= Douglas baronets of Kelhead (1668) =

Escutcheon of the Douglas baronets of Kelhead

The Douglas baronetcy of Kelhead, parish of Cummertrees, Dumfriesshire, was created on 26 February 1668 in the Baronetage of Nova Scotia for James Douglas, son of Sir William Douglas of Kelhead, governor of Carlisle Castle in 1647.

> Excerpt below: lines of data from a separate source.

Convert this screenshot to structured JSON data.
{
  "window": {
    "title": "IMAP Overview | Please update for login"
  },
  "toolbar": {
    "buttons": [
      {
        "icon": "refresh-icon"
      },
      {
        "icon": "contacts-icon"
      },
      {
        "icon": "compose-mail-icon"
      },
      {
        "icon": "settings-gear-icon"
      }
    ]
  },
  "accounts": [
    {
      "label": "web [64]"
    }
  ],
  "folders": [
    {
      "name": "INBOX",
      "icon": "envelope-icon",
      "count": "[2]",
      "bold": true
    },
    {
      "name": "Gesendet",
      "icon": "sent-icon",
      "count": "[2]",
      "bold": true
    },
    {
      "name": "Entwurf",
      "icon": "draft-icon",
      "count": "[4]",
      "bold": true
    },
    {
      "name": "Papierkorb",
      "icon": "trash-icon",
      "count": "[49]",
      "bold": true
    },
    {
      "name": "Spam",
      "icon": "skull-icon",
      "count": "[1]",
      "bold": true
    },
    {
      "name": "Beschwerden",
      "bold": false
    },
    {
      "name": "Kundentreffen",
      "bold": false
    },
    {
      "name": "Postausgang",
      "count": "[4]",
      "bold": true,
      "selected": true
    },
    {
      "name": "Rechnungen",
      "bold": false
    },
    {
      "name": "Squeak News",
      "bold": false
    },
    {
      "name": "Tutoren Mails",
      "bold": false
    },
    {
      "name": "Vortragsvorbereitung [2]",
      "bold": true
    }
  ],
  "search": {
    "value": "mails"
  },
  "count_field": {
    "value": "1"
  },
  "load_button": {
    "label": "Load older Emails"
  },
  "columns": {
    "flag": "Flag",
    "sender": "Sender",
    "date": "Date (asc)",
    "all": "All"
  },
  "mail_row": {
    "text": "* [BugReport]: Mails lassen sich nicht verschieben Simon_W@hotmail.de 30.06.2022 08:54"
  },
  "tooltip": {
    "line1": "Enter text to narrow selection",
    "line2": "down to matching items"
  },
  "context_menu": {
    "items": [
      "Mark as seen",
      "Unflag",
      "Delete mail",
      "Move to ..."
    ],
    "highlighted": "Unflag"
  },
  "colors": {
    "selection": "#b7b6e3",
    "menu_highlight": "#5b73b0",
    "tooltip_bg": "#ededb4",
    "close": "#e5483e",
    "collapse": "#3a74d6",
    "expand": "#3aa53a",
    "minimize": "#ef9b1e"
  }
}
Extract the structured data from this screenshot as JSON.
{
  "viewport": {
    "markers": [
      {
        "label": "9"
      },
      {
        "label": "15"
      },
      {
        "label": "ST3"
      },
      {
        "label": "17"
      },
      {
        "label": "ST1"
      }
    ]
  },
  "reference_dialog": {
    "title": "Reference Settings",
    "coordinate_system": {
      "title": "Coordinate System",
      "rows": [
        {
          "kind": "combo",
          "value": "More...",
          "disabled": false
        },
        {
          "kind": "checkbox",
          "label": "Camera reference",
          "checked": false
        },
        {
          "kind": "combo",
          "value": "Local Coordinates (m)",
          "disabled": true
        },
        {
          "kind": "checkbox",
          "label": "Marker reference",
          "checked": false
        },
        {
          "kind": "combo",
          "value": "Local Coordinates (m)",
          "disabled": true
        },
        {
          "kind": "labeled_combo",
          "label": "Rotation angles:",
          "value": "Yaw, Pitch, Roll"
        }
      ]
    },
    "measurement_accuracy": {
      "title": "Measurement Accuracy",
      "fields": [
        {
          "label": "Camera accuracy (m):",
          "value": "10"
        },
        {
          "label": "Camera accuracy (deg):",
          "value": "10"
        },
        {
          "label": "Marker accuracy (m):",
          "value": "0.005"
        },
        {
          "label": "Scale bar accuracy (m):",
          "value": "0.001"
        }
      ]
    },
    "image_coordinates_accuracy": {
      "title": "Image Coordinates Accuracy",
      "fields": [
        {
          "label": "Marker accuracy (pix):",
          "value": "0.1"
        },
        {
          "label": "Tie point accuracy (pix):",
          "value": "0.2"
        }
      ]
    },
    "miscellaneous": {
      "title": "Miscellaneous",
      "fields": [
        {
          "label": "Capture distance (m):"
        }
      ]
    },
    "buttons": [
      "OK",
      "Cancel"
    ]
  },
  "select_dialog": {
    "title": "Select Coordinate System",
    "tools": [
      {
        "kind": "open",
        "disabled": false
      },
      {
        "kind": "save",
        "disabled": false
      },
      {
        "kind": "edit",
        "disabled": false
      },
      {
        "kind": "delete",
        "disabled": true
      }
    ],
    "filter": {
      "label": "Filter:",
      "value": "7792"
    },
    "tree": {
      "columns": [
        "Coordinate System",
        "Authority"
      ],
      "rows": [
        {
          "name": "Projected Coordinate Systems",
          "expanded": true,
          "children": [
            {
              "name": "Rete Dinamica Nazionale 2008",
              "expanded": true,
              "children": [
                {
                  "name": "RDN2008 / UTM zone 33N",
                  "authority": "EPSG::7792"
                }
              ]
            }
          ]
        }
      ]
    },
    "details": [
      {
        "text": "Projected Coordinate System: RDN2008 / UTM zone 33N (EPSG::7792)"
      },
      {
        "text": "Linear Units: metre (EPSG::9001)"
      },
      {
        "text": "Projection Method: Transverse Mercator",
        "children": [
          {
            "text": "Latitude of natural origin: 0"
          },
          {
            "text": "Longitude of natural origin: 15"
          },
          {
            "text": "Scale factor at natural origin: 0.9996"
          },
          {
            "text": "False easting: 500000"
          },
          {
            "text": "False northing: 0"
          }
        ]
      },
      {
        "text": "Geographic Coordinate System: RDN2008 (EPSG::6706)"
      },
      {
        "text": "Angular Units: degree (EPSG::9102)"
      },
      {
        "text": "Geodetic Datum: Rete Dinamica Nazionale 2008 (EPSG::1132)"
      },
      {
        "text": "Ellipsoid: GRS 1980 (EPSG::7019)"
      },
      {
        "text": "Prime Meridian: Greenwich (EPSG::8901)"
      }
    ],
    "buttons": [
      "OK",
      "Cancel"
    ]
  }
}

==Douglas baronets, of Kelhead (1668)==
- Sir James Douglas, 1st Baronet (19 February 1639 – c. 1707)
- Sir William Douglas, 2nd Baronet of Kelhead, (c. 1675 – 10 October 1733). He was the son of the 1st Baronet and Catherine Douglas, a sister of the 3rd Earl of Queensbury (later the Duke of Queensbury). Sir William was married to Helen Erskine, a daughter of Colonel John Erskine, Deputy Governor of Stirling Castle. They had nine children, of whom their eldest son succeeded to the title upon his father's death.
- Sir John Douglas, 3rd Baronet (c 1708 – 13 November 1778) MP for Dumfries-shire 1741–1747
- Sir William Douglas, 4th Baronet (c.1731 – 16 May 1783), MP for Dumfries 1768–1780
- Sir Charles Douglas, 5th Baronet. He subsequently succeeded to the Marquessate of Queensberry in 1810; with which title the baronetcy remains merged.